- Developer: Infocom
- Publisher: Infocom
- Designers: Michael Berlyn Patricia Fogleman
- Engine: Z-machine
- Platforms: Amiga, Amstrad CPC, Apple II, Atari 8-bit, Commodore 64, IBM PC, TRS-80, TI-99/4A, Macintosh, Amiga, Atari ST
- Release: November 1, 1983
- Genre: Interactive fiction
- Mode: Single-player

= Infidel (video game) =

1983 video game

Infidel is an interactive fiction video game published by Infocom in 1983. It was written and designed by Michael Berlyn and Patricia Fogleman, and was the first in the "Tales of Adventure" line. It was released for the Amstrad CPC, Apple II, Atari 8-bit computers, Commodore 64, IBM PC compatibles (as a self-booting disk), TRS-80, and TI-99/4A. Ports were later published for Mac, Atari ST, and Amiga. Infidel is Infocom's tenth game.

==Plot==
Infocom intended Infidel to be the first of a "Tales of Adventure" series.

The player's character is a self-styled adventurer and fortune hunter. The character appears to have a bitter personality as he thinks that his boss Craige should treat him as a partner instead of an assistant. Progressing in the storyline a call comes while Craige is out checking some equipment. The call is from a woman named Rose Ellington, who wants to sponsor an expedition to discover the pyramid that her archaeologist father was not able to. The player's character egoistically and hungry for attention tells the woman he is more than capable of taking the job and decides not to inform Craige about the call.

In 1916, Dr. Ellington came into possession of a 5000-year-old fragment of pottery covered with hieroglyphics. After years of research, Dr. Ellington managed to decipher a portion of the text, indicating the general location of a pyramid that was not known of. The deciphered text described a queen with great riches. Later, when Howard Carter discovered the tomb of King Tut, Rose Ellington, the daughter of the now-late Dr. Ellington, thought that someone had found the pyramid and stowed the papers and artifacts away.

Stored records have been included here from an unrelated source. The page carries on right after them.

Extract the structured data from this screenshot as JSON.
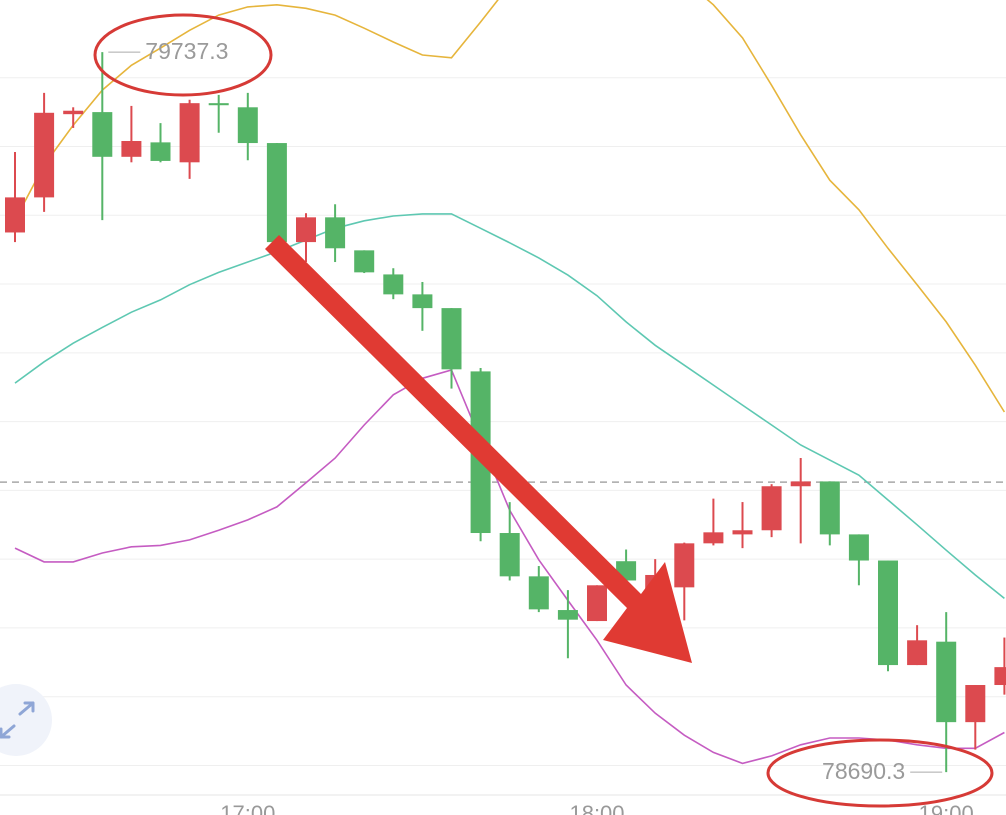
{
  "chart_data": {
    "type": "candlestick",
    "categories": [
      null,
      null,
      null,
      null,
      null,
      null,
      null,
      null,
      "17:00",
      null,
      null,
      null,
      null,
      null,
      null,
      null,
      null,
      null,
      null,
      null,
      "18:00",
      null,
      null,
      null,
      null,
      null,
      null,
      null,
      null,
      null,
      null,
      null,
      "19:00",
      null,
      null
    ],
    "open": [
      79475,
      79526,
      79647,
      79650,
      79585,
      79606,
      79577,
      79663,
      79657,
      79605,
      79461,
      79497,
      79449,
      79414,
      79385,
      79365,
      79273,
      79038,
      78975,
      78926,
      78910,
      78997,
      78940,
      78959,
      79023,
      79036,
      79042,
      79106,
      79113,
      79036,
      78998,
      78846,
      78880,
      78763,
      78817
    ],
    "high": [
      79592,
      79678,
      79657,
      79737.3,
      79659,
      79634,
      79668,
      79675,
      79678,
      79605,
      79503,
      79516,
      79449,
      79423,
      79403,
      79365,
      79278,
      79083,
      78990,
      78955,
      78962,
      79014,
      79000,
      79024,
      79088,
      79083,
      79109,
      79147,
      79113,
      79036,
      78998,
      78904,
      78923,
      78817,
      78886
    ],
    "low": [
      79461,
      79505,
      79627,
      79493,
      79577,
      79577,
      79553,
      79620,
      79580,
      79461,
      79432,
      79432,
      79416,
      79378,
      79332,
      79248,
      79026,
      78969,
      78923,
      78856,
      78910,
      78950,
      78901,
      78911,
      79020,
      79016,
      79032,
      79023,
      79020,
      78962,
      78837,
      78846,
      78690.3,
      78723,
      78803
    ],
    "close": [
      79526,
      79649,
      79652,
      79585,
      79608,
      79579,
      79663,
      79660,
      79605,
      79461,
      79497,
      79452,
      79417,
      79385,
      79365,
      79276,
      79038,
      78975,
      78927,
      78912,
      78962,
      78969,
      78977,
      79023,
      79039,
      79042,
      79106,
      79113,
      79036,
      78998,
      78846,
      78882,
      78763,
      78817,
      78843
    ],
    "up_color": "#dc4a4f",
    "down_color": "#55b467",
    "overlays": [
      {
        "color": "#e6b53c",
        "values": [
          79493,
          79573,
          79631,
          79682,
          79718,
          79743,
          79769,
          79791,
          79803,
          79806,
          79801,
          79791,
          79772,
          79752,
          79733,
          79729,
          79781,
          79835,
          79864,
          79878,
          79886,
          79878,
          79864,
          79842,
          79806,
          79758,
          79689,
          79617,
          79551,
          79508,
          79452,
          79399,
          79345,
          79282,
          79214
        ]
      },
      {
        "color": "#5ec8b2",
        "values": [
          79256,
          79287,
          79314,
          79337,
          79359,
          79377,
          79399,
          79417,
          79432,
          79447,
          79464,
          79481,
          79492,
          79499,
          79502,
          79502,
          79481,
          79460,
          79438,
          79413,
          79383,
          79345,
          79311,
          79282,
          79253,
          79224,
          79195,
          79166,
          79144,
          79122,
          79086,
          79050,
          79013,
          78977,
          78943
        ]
      },
      {
        "color": "#c55cc2",
        "values": [
          79016,
          78996,
          78996,
          79009,
          79018,
          79020,
          79028,
          79042,
          79057,
          79076,
          79111,
          79147,
          79195,
          79239,
          79263,
          79275,
          79173,
          79071,
          78999,
          78940,
          78882,
          78817,
          78776,
          78744,
          78719,
          78703,
          78714,
          78730,
          78740,
          78740,
          78737,
          78730,
          78725,
          78725,
          78748
        ]
      }
    ],
    "ylim": [
      78628,
      79813
    ],
    "yticks": [
      78700,
      78800,
      78900,
      79000,
      79100,
      79200,
      79300,
      79400,
      79500,
      79600,
      79700
    ],
    "grid": true,
    "reference_line": 79112,
    "max_label": 79737.3,
    "min_label": 78690.3
  }
}
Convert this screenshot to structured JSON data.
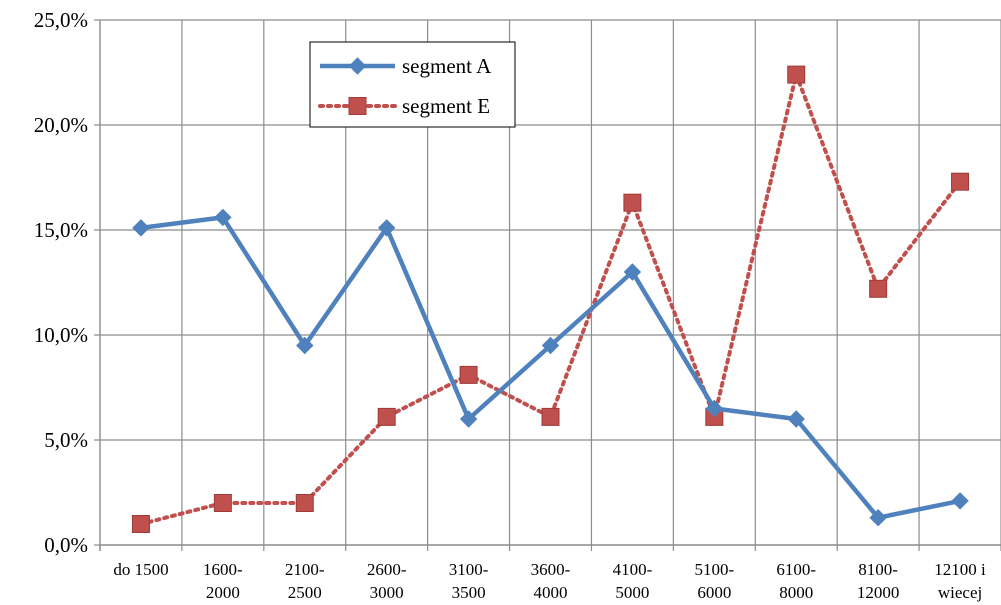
{
  "chart_data": {
    "type": "line",
    "title": "",
    "xlabel": "",
    "ylabel": "",
    "categories": [
      [
        "do 1500"
      ],
      [
        "1600-",
        "2000"
      ],
      [
        "2100-",
        "2500"
      ],
      [
        "2600-",
        "3000"
      ],
      [
        "3100-",
        "3500"
      ],
      [
        "3600-",
        "4000"
      ],
      [
        "4100-",
        "5000"
      ],
      [
        "5100-",
        "6000"
      ],
      [
        "6100-",
        "8000"
      ],
      [
        "8100-",
        "12000"
      ],
      [
        "12100 i",
        "wiecej"
      ]
    ],
    "ylim": [
      0,
      25
    ],
    "ytick_values": [
      0,
      5,
      10,
      15,
      20,
      25
    ],
    "ytick_labels": [
      "0,0%",
      "5,0%",
      "10,0%",
      "15,0%",
      "20,0%",
      "25,0%"
    ],
    "grid": true,
    "legend_position": "top-left",
    "series": [
      {
        "name": "segment A",
        "values": [
          15.1,
          15.6,
          9.5,
          15.1,
          6.0,
          9.5,
          13.0,
          6.5,
          6.0,
          1.3,
          2.1
        ],
        "color": "#4F81BD",
        "line_style": "solid",
        "marker": "diamond"
      },
      {
        "name": "segment E",
        "values": [
          1.0,
          2.0,
          2.0,
          6.1,
          8.1,
          6.1,
          16.3,
          6.1,
          22.4,
          12.2,
          17.3
        ],
        "color": "#C0504D",
        "line_style": "dotted",
        "marker": "square"
      }
    ]
  }
}
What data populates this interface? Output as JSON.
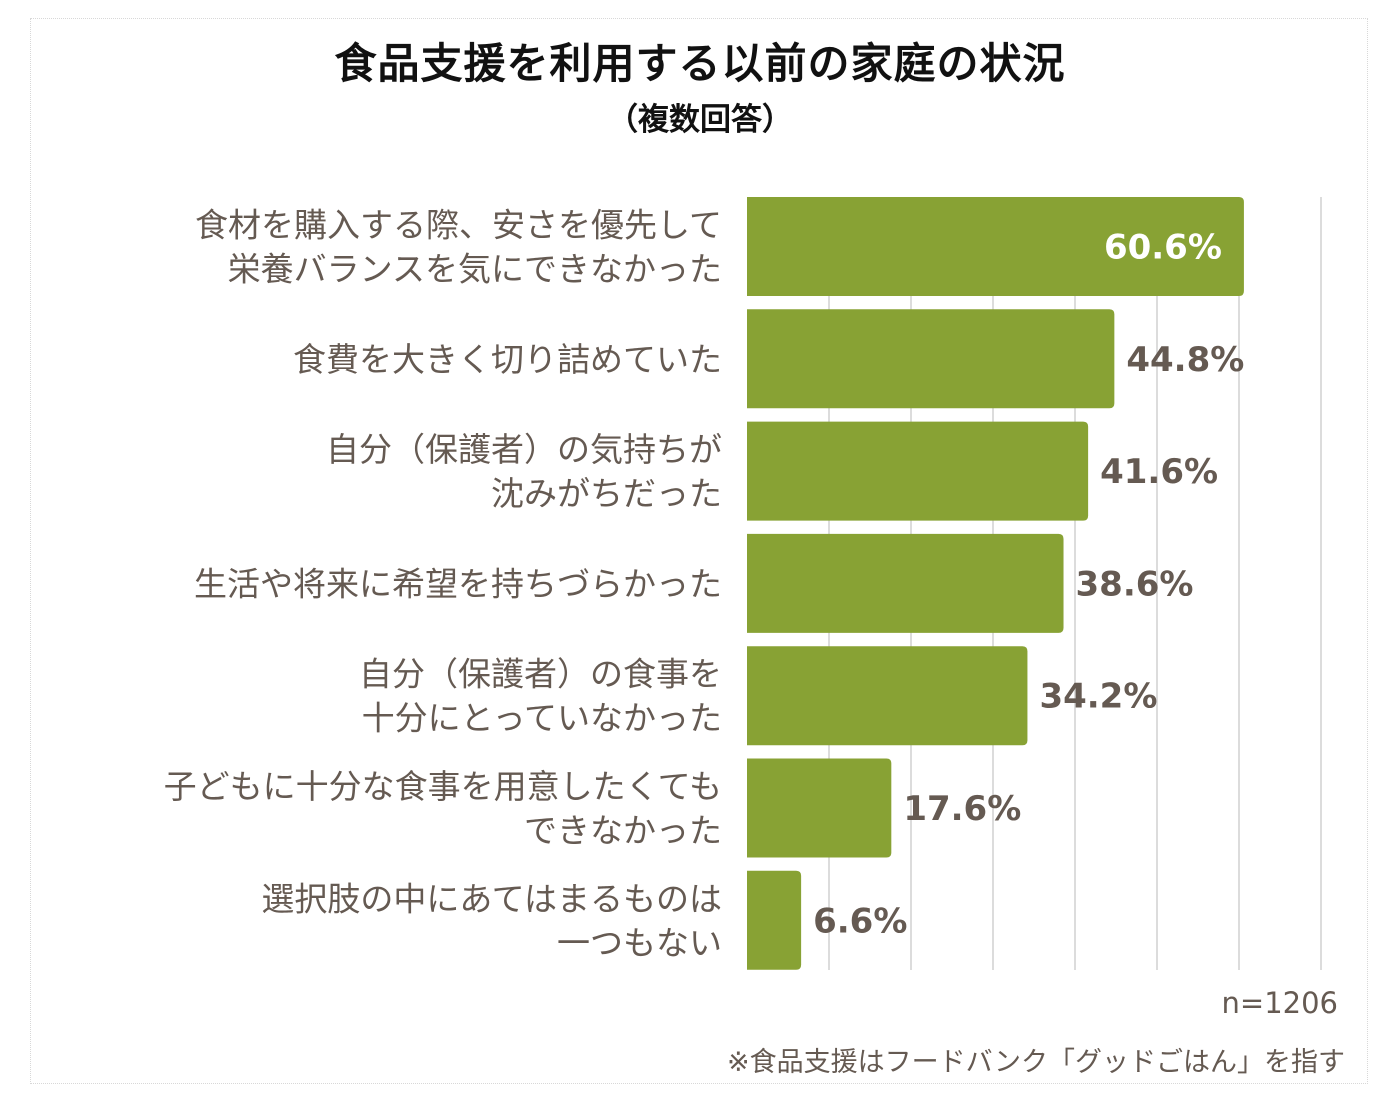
{
  "chart_data": {
    "type": "bar",
    "orientation": "horizontal",
    "title": "食品支援を利用する以前の家庭の状況",
    "subtitle": "（複数回答）",
    "categories": [
      [
        "食材を購入する際、安さを優先して",
        "栄養バランスを気にできなかった"
      ],
      [
        "食費を大きく切り詰めていた"
      ],
      [
        "自分（保護者）の気持ちが",
        "沈みがちだった"
      ],
      [
        "生活や将来に希望を持ちづらかった"
      ],
      [
        "自分（保護者）の食事を",
        "十分にとっていなかった"
      ],
      [
        "子どもに十分な食事を用意したくても",
        "できなかった"
      ],
      [
        "選択肢の中にあてはまるものは",
        "一つもない"
      ]
    ],
    "values": [
      60.6,
      44.8,
      41.6,
      38.6,
      34.2,
      17.6,
      6.6
    ],
    "value_labels": [
      "60.6%",
      "44.8%",
      "41.6%",
      "38.6%",
      "34.2%",
      "17.6%",
      "6.6%"
    ],
    "xlim": [
      0,
      70
    ],
    "grid_step": 10,
    "grid": true,
    "colors": {
      "bar": "#88a234",
      "text": "#655a52",
      "inner_label": "#ffffff"
    }
  },
  "footer": {
    "sample_size": "n=1206",
    "note": "※食品支援はフードバンク「グッドごはん」を指す"
  }
}
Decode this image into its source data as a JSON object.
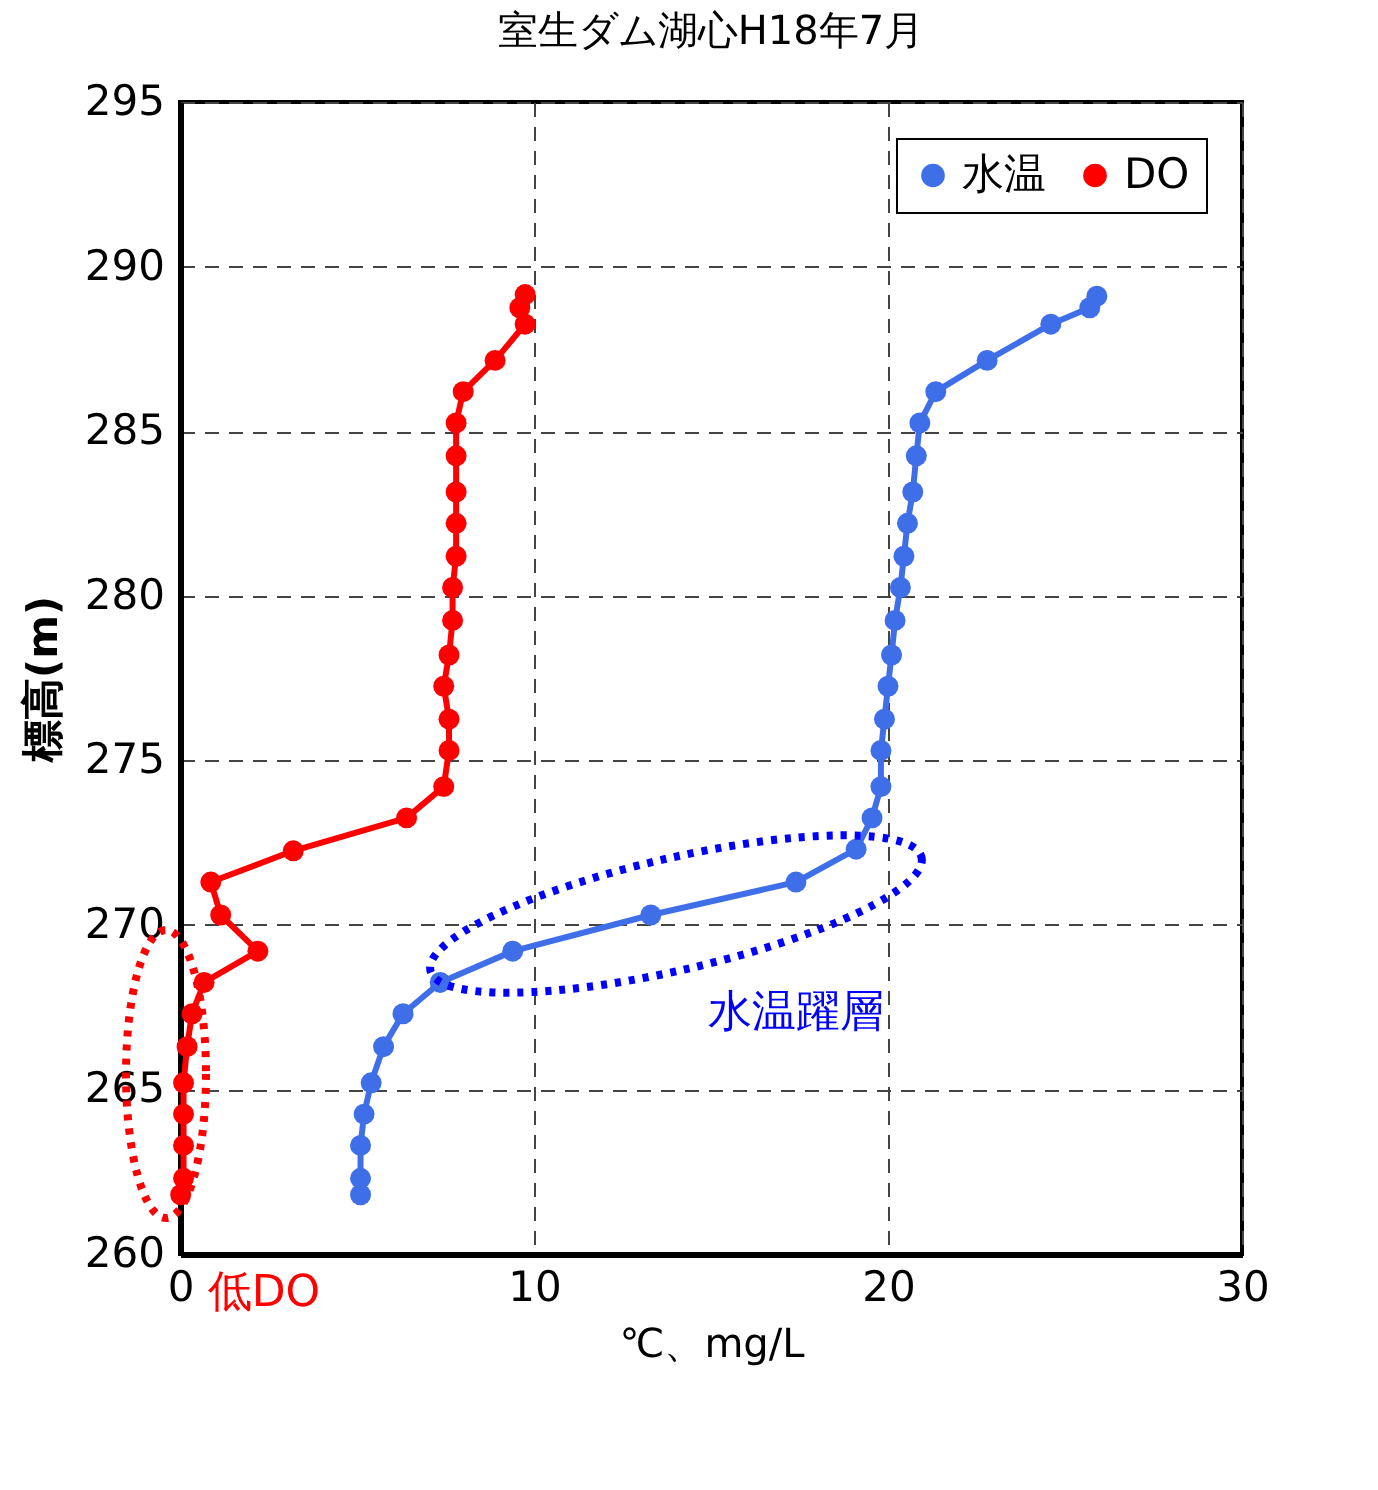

Rose found them in the early 1980s after her mother's death and did some preliminary fact-checking. She found out that the pyramid indicated by her father's findings was nowhere near the tomb of King Tut, and that the area Dr. Ellington was investigating had no discovered pyramids.

Rose, not being financially proficient, set the expedition to be a modest one. This was the perfect opportunity for an opportunistic soldier-of-fortune to make a name for himself. However, the “Navigation Box”, a crude forerunner of a Global Positioning System, was irreparably damaged. A new one was ordered, but the delivery was delayed and the resources and the will of the local diggers was dwindling. The adventurer, desperate to control the situation, commanded the workers to dig aimlessly and even browbeat them to work on a holy day.

As the game begins, the player awakens to realize that he has been drugged by his men, who have stolen most of the equipment and abandoned the camp. All the food and water is gone, and the player has no idea how to get back to civilization. He may very well have been left to die in the barren desert. But the navigation box finally arrives, convincing him that everything will work out as long as he can find the pyramid. Once he does, of course, there is the small matter of the traps the Egyptians set to protect their treasures from plunderers like him.

==Release==
During Development, the game was initially called "Pyramid", though it was only through Infocoms ad agency that they asked for a new title, as "Pyramid" seemed rather uninspired. A Harvard University Egyptologist assisted in game design. One of the multiple endings was changed during playtesting because players thought that it rewarded an ethnic bias. There are 40 ways for the player to die.

Infidels packaging includes the following physical items:
1. An "Expedition Log" kept by the player's character in the weeks prior to the game beginning
2. An envelope containing a letter written to Rose Ellingsworth by the player's character
3. A rubbing and partial translation of Dr. Ellington's limestone fragment from 1920
4. A roughly sketched map of the excavation area

==Reception==
Softline called Infidel "diabolical... more death traps per square foot in the game than there are in Raiders of the Lost Ark". PC Magazine rated the game 12 points out of 12. It praised the sophisticated text parser, and described creator Michael Berlyn's prose as "exciting and fast-paced, with occasional bits of humor". InfoWorld's Essential Guide to Atari Computers recommended the game as among the best adventures for the Atari 8-bit. Scorpia, normally a fan of Infocom games, so disliked Infidel that she never mentioned it in Computer Gaming World. She denounced the game during an online discussion with Berlyn, however: "I did not like the premise of the story. I did not like the main character. I did not like the ending. I felt it was a poor choice to have a character like that in an Infocom game, since after all, regardless of the main character in the story, *I* am the only one who is really playing the game, really solving the puzzles".